Quand nous sommes confrontés à des situations locales, nous parlons de l'incendie de Lubrizol et Normandie logistique, mais nous intervenons aussi sur d'autres situations de sites pollués, par exemple des anciennes activités minières dans le sud de la France. Nous pouvons nous comparer, lorsque nous faisons des études de biosurveillance, à ces valeurs de référence d'exposition en population générale, qui sont quand même des référentiels très robustes.

Je vais dire deux mots sur les « effets cocktails ». C'est une question qui revient extrêmement souvent. J'ai quelques éléments à apporter en matière de retour d'expérience, d'information, etc. Je pense que c'est extrêmement important qu'on puisse effectivement discuter de cela. La question des « effets cocktail » est éminemment complexe, puisque caractériser l'effet d'une substance ou d'un mélange de substances relève de la toxicologie, ce ne sont donc pas les missions propres de Santé publique France, ce sont plutôt les missions de l'ANSES.
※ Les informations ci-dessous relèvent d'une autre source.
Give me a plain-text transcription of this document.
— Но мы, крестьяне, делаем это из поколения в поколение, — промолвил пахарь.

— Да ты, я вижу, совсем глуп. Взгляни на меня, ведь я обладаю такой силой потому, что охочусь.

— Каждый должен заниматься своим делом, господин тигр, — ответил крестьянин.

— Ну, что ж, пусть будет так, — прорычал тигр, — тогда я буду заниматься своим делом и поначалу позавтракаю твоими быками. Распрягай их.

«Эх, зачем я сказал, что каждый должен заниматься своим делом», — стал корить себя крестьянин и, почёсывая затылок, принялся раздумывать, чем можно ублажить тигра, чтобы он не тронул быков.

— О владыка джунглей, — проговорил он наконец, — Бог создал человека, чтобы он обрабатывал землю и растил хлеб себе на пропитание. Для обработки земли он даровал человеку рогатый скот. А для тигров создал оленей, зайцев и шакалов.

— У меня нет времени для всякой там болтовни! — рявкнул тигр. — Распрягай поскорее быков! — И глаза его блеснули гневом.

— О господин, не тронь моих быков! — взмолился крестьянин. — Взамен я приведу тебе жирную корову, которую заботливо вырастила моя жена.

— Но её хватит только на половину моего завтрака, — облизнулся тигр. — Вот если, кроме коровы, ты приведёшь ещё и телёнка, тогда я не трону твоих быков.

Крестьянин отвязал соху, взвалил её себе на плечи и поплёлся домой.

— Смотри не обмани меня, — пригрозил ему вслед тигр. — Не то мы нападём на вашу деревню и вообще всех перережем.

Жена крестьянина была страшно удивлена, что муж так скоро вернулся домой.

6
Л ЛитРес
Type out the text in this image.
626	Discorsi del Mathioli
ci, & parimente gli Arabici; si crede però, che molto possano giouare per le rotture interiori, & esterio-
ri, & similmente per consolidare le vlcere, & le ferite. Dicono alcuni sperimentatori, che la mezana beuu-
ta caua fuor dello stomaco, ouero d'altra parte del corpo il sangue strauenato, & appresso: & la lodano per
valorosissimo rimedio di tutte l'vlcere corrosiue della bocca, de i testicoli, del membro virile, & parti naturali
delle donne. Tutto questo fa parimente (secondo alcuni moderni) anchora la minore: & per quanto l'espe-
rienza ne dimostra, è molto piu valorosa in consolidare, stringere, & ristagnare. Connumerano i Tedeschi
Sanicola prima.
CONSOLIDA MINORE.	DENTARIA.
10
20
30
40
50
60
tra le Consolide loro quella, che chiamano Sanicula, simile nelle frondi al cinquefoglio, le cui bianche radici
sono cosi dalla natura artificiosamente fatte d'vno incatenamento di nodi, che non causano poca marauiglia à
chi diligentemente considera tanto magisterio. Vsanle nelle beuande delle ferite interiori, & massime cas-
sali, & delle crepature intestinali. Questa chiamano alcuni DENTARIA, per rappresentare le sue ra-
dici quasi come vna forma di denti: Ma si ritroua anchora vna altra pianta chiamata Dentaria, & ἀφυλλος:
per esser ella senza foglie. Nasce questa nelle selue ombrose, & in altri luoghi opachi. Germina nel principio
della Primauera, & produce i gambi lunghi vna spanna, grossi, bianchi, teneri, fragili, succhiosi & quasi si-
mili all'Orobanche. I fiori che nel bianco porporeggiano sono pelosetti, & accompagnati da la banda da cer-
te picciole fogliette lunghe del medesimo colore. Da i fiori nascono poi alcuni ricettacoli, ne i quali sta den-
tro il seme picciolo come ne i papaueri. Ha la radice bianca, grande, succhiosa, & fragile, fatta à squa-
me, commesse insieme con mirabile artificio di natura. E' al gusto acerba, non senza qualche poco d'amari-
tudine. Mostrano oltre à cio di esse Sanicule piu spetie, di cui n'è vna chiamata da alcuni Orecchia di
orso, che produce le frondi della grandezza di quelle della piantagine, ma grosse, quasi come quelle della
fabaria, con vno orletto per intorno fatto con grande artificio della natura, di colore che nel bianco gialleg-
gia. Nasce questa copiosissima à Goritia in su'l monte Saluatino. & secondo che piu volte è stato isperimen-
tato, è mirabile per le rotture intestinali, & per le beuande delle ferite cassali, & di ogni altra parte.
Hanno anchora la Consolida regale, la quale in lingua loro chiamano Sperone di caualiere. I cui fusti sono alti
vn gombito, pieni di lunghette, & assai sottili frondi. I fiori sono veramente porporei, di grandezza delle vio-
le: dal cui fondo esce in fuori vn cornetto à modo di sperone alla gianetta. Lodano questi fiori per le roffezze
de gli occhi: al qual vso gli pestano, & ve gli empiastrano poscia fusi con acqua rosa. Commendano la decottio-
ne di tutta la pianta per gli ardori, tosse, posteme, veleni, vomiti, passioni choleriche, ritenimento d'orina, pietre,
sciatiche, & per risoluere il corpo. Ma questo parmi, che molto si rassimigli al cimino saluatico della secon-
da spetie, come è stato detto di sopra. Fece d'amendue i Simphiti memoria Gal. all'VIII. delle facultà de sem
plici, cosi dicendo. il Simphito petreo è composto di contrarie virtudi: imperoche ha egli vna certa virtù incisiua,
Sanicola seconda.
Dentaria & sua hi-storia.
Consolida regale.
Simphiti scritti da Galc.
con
Lorsque l'on s'intéresse à la toxicologie ou à la toxicité d'une substance, c'est déjà très compliqué. Des débats existent, par exemple, sur les effets non dose monotones du bisphénol A, c'est-à-dire que le bisphénol A est suspecté d'avoir des effets plus importants à de faibles doses qu'à des doses importantes est controversé dans la littérature. Sur ces « effets cocktail », par rapport au nombre de substances que l'on peut retrouver qui ont des effets potentiellement ni synergiques ou antagonistes, les instituts qui s'occupent de cela n'ont pas été en capacité de produire des données suffisamment robustes sur des modélisations, comme vous l'évoquiez, donc qui permettraient de prédire un « effet cocktail » à partir d'un nombre donné de substances.

Lorsque nous regardons les littératures, je ne suis pas spécialiste, mais nous voyons que, par rapport aux conditions de laboratoire, si l'on fait varier les concentrations, lorsque l'on a deux molécules, une molécule A et une molécule B, si la molécule A est plus concentrée que la molécule B, nous n'allons pas avoir le même effet que si la molécule B est plus concentrée que la molécule A. C'est extrêmement compliqué, mais la France est active. Je ne sais pas si vous avez interrogé l'ANSES, mais elle pourrait vous dire qu'elle est fortement impliquée dans des projets de recherche européens et internationaux sur ces questions éminemment complexes. Ces questions sont adressées à la communauté scientifique depuis quinze ou vingt années, au moins.